Erik Stromberg Executive Director North Carolina State Ports Authority

P.O. Box 9002 Wilmington, N.C. 28402

Re: Advisory Opinion re Applicability of Railway Labor Act to State Ports Authority

Dear Mr. Stromberg:

This letter responds to your recent request that our office revisit its June 13, 1994 Advisory Opinion concerning "any negative legal consequences" associated with a then pending legislative proposal to abolish the Ports Railway Commission (PRC) and provide a current opinion as to "whether the State Ports Authority (SPA) would be subject to the Railway Labor Act if it leased the port switching operations directly to private operators without the ‘buffer’ of the Ports Railway Commission." Considering the well established principle that the wisdom of legislation is a matter for the General Assembly, D&W, Inc. v. Charlotte, 268 NC 577, 591 (1966), comments expressed herein should not be interpreted as a recommendation either to abolish the PRC or to transfer its assets to the SPA.
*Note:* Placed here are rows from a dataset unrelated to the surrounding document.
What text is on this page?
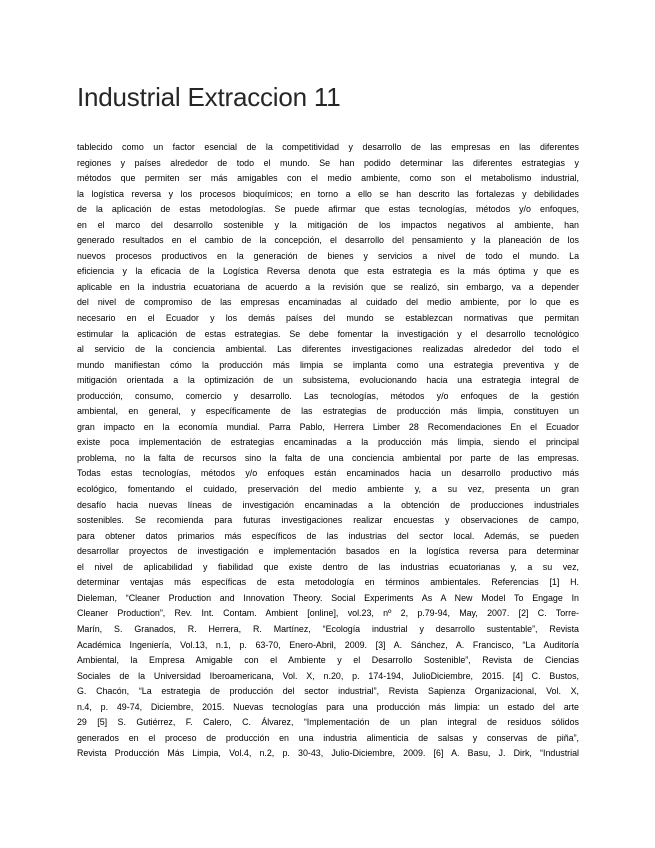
Industrial Extraccion 11
tablecido como un factor esencial de la competitividad y desarrollo de las empresas en las diferentes
regiones y países alrededor de todo el mundo. Se han podido determinar las diferentes estrategias y
métodos que permiten ser más amigables con el medio ambiente, como son el metabolismo industrial,
la logística reversa y los procesos bioquímicos; en torno a ello se han descrito las fortalezas y debilidades
de la aplicación de estas metodologías. Se puede afirmar que estas tecnologías, métodos y/o enfoques,
en el marco del desarrollo sostenible y la mitigación de los impactos negativos al ambiente, han
generado resultados en el cambio de la concepción, el desarrollo del pensamiento y la planeación de los
nuevos procesos productivos en la generación de bienes y servicios a nivel de todo el mundo. La
eficiencia y la eficacia de la Logística Reversa denota que esta estrategia es la más óptima y que es
aplicable en la industria ecuatoriana de acuerdo a la revisión que se realizó, sin embargo, va a depender
del nivel de compromiso de las empresas encaminadas al cuidado del medio ambiente, por lo que es
necesario en el Ecuador y los demás países del mundo se establezcan normativas que permitan
estimular la aplicación de estas estrategias. Se debe fomentar la investigación y el desarrollo tecnológico
al servicio de la conciencia ambiental. Las diferentes investigaciones realizadas alrededor del todo el
mundo manifiestan cómo la producción más limpia se implanta como una estrategia preventiva y de
mitigación orientada a la optimización de un subsistema, evolucionando hacia una estrategia integral de
producción, consumo, comercio y desarrollo. Las tecnologías, métodos y/o enfoques de la gestión
ambiental, en general, y específicamente de las estrategias de producción más limpia, constituyen un
gran impacto en la economía mundial. Parra Pablo, Herrera Limber 28 Recomendaciones En el Ecuador
existe poca implementación de estrategias encaminadas a la producción más limpia, siendo el principal
problema, no la falta de recursos sino la falta de una conciencia ambiental por parte de las empresas.
Todas estas tecnologías, métodos y/o enfoques están encaminados hacia un desarrollo productivo más
ecológico, fomentando el cuidado, preservación del medio ambiente y, a su vez, presenta un gran
desafío hacia nuevas líneas de investigación encaminadas a la obtención de producciones industriales
sostenibles. Se recomienda para futuras investigaciones realizar encuestas y observaciones de campo,
para obtener datos primarios más específicos de las industrias del sector local. Además, se pueden
desarrollar proyectos de investigación e implementación basados en la logística reversa para determinar
el nivel de aplicabilidad y fiabilidad que existe dentro de las industrias ecuatorianas y, a su vez,
determinar ventajas más específicas de esta metodología en términos ambientales. Referencias [1] H.
Dieleman, “Cleaner Production and Innovation Theory. Social Experiments As A New Model To Engage In
Cleaner Production”, Rev. Int. Contam. Ambient [online], vol.23, nº 2, p.79-94, May, 2007. [2] C. Torre-
Marín, S. Granados, R. Herrera, R. Martínez, “Ecología industrial y desarrollo sustentable”, Revista
Académica Ingeniería, Vol.13, n.1, p. 63-70, Enero-Abril, 2009. [3] A. Sánchez, A. Francisco, “La Auditoría
Ambiental, la Empresa Amigable con el Ambiente y el Desarrollo Sostenible”, Revista de Ciencias
Sociales de la Universidad Iberoamericana, Vol. X, n.20, p. 174-194, JulioDiciembre, 2015. [4] C. Bustos,
G. Chacón, “La estrategia de producción del sector industrial”, Revista Sapienza Organizacional, Vol. X,
n.4, p. 49-74, Diciembre, 2015. Nuevas tecnologías para una producción más limpia: un estado del arte
29 [5] S. Gutiérrez, F. Calero, C. Álvarez, “Implementación de un plan integral de residuos sólidos
generados en el proceso de producción en una industria alimenticia de salsas y conservas de piña”,
Revista Producción Más Limpia, Vol.4, n.2, p. 30-43, Julio-Diciembre, 2009. [6] A. Basu, J. Dirk, “Industrial
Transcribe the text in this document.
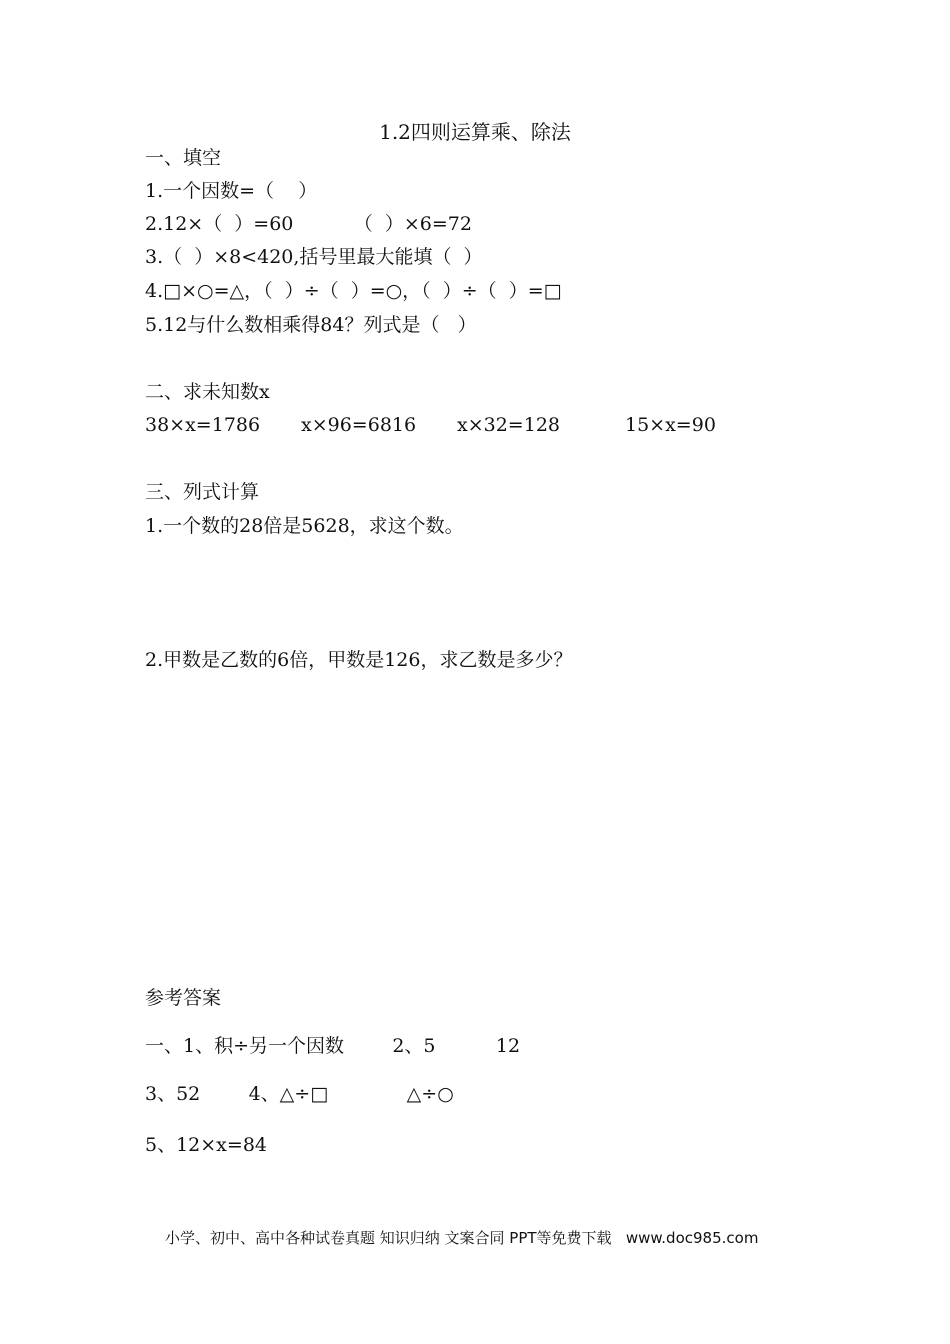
1.2四则运算乘、除法
一、填空
1.一个因数=（    ）
2.12×（  ）=60          （  ）×6=72
3.（  ）×8<420,括号里最大能填（  ）
4.□×○=△，（  ）÷（  ）=○，（  ）÷（  ）=□
5.12与什么数相乘得84？列式是（   ）
二、求未知数x
38×x=1786 x×96=6816 x×32=128	15×x=90
三、列式计算
1.一个数的28倍是5628，求这个数。
2.甲数是乙数的6倍，甲数是126，求乙数是多少？
参考答案
一、1、积÷另一个因数        2、5          12
3、52        4、△÷□             △÷○
5、12×x=84
小学、初中、高中各种试卷真题 知识归纳 文案合同 PPT等免费下载   www.doc985.com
The June 13, 1994 Advisory Opinion stated that "[t]he most likely ‘negative consequence’ of abolishing PRC and transferring its assets to SPA would be in connection with the litigation involving SPA, PRC, and the ILA which is pending before the National Mediation Board." The litigation referred to was In re North Carolina State Ports Authority v. International Longshoreman’s Association, AFL-CIO, 26 NMB No. 60, File No. CJ-6209. The action was brought by the International Longshoreman’s Association (ILA) against the State Ports Authority (SPA) under the Railway Labor Act (RLA), 45 U.S.C. § 155. At the time the 1994 opinion was issued, the case had been pending in one form or another since 1969, had been to the federal circuit court twice, and was then was currently before the National Mediation Board (NMB) for a determination as to whether the SPA and the PRC were "under common control." On June 7, 1999, the NMB ruled that the PRC was no longer a "carrier" within the meaning of the RLA and thus the question of "whether the SPA and PRC are under common control is moot." The ILA has stated that it does not intend to appeal the NMB decision.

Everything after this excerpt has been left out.